In Brief

Legend Shane Warne returns to help Aussies during Ashes

England's nemesis has agreed to give new Australian cricket coach Darren Lehmann a hand this summer

ENGLAND'S cricketing nemesis Shane Warne (above) has agreed to help Australia in their quest to regain the Ashes this summer after his old teammate Darren Lehmann was appointed coach.

Leg-spinner Warne, who now works as a media pundit, terrorised England during Australia's years of domination in the 1990s and 2000s, and took 195 Ashes wickets at an average of 23. Now he will pass on his wisdom to the current crop of Aussies, who have been branded as no-hopers in some quarters.

Warne says he does not want an official role with the Australian team but, writing in the Daily Telegraph, said he was flattered to have been invited into the camp by Lehmann and captain Michael Clarke.

"I am always there to help any Australian cricketer and always have been," he said. "If I need to be around at practice to have a chat with boys about tactical stuff or bowling then I will do that. It's good to be part of the set-up but most of time my role will be informal, catching up on the phone or chatting over a drink or meal.
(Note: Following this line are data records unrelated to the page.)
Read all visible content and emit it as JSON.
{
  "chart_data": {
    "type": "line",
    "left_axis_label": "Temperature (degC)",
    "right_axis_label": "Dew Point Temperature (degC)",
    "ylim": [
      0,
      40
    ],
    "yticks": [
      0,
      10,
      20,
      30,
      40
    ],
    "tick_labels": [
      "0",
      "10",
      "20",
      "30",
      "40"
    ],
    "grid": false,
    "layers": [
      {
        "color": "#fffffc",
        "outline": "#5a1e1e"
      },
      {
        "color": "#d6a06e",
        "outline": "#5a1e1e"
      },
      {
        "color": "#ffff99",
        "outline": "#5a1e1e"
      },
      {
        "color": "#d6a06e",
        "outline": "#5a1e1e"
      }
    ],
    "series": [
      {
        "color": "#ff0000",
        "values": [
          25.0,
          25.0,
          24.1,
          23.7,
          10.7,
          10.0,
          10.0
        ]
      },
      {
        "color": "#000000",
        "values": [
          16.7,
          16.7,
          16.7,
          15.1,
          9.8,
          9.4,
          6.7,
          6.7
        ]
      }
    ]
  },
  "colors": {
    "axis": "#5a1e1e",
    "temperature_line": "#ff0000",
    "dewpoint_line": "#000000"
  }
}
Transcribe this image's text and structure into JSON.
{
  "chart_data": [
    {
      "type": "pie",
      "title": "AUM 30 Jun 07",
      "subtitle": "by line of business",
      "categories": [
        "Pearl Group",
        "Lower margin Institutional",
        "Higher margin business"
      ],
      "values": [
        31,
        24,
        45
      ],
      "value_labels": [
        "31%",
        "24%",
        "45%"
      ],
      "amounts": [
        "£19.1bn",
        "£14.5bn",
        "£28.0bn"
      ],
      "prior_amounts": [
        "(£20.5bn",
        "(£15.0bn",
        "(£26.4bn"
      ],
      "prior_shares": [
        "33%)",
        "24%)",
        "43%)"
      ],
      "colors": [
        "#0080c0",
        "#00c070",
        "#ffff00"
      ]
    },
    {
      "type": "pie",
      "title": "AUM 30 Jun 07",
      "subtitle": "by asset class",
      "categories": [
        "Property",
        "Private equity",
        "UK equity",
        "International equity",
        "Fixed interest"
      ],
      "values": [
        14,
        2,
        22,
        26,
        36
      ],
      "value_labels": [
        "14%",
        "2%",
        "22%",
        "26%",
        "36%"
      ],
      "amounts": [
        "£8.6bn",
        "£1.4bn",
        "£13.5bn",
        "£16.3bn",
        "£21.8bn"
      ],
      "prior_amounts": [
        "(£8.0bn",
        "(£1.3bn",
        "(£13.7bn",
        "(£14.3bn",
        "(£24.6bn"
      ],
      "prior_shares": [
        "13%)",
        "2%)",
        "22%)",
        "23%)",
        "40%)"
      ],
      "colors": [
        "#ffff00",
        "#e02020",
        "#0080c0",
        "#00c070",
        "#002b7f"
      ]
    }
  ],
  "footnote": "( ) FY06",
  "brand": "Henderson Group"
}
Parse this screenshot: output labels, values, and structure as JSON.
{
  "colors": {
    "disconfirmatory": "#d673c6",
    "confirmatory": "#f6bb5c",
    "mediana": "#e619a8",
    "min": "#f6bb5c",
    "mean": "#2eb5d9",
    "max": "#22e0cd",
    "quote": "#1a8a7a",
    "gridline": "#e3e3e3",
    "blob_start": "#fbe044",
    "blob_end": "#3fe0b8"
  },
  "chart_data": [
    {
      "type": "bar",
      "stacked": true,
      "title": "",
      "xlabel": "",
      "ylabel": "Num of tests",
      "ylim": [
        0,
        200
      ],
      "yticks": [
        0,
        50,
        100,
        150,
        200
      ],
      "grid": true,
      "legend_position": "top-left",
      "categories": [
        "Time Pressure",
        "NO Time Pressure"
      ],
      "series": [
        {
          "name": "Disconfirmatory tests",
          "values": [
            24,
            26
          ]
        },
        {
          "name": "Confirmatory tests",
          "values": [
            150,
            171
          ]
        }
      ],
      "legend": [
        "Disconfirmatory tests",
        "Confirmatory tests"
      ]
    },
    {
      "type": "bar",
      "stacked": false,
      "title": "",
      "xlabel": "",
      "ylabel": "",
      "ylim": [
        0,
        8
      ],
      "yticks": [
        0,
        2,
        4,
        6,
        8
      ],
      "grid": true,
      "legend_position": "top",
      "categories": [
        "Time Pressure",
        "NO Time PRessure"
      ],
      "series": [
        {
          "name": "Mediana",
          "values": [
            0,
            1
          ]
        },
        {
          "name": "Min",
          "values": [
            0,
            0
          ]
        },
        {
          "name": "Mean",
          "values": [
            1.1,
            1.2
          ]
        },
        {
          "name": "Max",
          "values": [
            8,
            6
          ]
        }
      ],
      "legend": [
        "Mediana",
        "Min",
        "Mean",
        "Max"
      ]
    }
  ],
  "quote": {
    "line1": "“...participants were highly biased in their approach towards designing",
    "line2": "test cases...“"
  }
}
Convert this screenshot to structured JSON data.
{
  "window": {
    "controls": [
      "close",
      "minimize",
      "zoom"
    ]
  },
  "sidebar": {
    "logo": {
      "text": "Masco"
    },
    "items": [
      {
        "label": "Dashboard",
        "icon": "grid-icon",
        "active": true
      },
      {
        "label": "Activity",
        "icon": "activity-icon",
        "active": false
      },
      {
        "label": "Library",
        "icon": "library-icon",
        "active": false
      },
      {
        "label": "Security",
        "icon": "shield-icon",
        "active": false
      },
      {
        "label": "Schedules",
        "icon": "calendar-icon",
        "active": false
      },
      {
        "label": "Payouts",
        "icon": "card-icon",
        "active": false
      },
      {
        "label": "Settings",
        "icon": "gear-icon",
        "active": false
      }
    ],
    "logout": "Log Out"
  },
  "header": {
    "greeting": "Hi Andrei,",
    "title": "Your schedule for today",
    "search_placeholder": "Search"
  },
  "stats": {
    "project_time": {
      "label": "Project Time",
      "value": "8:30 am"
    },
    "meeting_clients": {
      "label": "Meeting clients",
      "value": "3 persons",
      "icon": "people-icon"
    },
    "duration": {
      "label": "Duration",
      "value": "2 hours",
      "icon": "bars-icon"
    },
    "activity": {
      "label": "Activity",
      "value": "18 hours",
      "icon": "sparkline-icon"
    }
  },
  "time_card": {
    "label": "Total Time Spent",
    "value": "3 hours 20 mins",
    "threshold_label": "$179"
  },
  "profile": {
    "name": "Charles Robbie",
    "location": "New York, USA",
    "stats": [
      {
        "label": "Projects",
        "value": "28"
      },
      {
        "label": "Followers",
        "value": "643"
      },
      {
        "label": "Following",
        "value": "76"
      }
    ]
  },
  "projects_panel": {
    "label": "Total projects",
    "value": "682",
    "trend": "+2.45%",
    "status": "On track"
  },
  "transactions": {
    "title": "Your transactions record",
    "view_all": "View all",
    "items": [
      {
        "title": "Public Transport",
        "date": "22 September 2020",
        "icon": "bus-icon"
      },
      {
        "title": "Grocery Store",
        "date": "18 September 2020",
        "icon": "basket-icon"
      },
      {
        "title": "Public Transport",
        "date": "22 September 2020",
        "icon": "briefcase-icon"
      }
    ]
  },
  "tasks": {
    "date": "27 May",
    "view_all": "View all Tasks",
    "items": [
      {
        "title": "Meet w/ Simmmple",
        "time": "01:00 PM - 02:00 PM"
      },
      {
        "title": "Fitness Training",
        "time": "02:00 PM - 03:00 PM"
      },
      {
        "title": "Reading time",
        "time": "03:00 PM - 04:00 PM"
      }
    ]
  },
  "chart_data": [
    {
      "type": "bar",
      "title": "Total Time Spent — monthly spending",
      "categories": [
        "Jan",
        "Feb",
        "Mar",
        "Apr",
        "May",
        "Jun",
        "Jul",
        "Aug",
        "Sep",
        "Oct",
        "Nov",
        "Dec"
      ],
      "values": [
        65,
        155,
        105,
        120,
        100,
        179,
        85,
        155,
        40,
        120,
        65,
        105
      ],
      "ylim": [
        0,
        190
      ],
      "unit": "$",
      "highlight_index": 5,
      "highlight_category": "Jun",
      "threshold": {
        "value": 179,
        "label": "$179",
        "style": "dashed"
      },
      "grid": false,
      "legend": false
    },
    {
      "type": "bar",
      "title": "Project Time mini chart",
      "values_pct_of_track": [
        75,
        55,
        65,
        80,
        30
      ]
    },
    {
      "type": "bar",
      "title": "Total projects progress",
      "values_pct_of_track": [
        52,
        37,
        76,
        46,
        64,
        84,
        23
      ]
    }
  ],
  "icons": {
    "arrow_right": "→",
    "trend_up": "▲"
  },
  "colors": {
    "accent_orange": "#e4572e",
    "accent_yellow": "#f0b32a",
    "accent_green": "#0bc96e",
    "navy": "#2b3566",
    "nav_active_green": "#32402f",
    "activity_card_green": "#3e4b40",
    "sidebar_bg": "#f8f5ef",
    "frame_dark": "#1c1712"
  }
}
I do not need a fancy job title to help out."

He described Lehmann, who has taken over from the sacked Mickey Arthur, as a "mentor" and said the emphasis would now be on cricket rather than what he called the "horse-crap" of sports science.

"There will be none of the airy fairy stuff," he declared. "It is back to old-school preparation with the focus being on fun."

Warne, who was known for his combative approach on the field, promised that Australia would take the game to England this summer. "If Australia lose then they will go down swinging, and being competitive with aggression and intensity."

The Sydney Morning Herald notes that Warne's decision comes 20 years after he introduced himself to English cricket fans with the 'ball of the century', his first ball in an Ashes Test, a wicked leg-break that bowled a bemused Mike Gatting.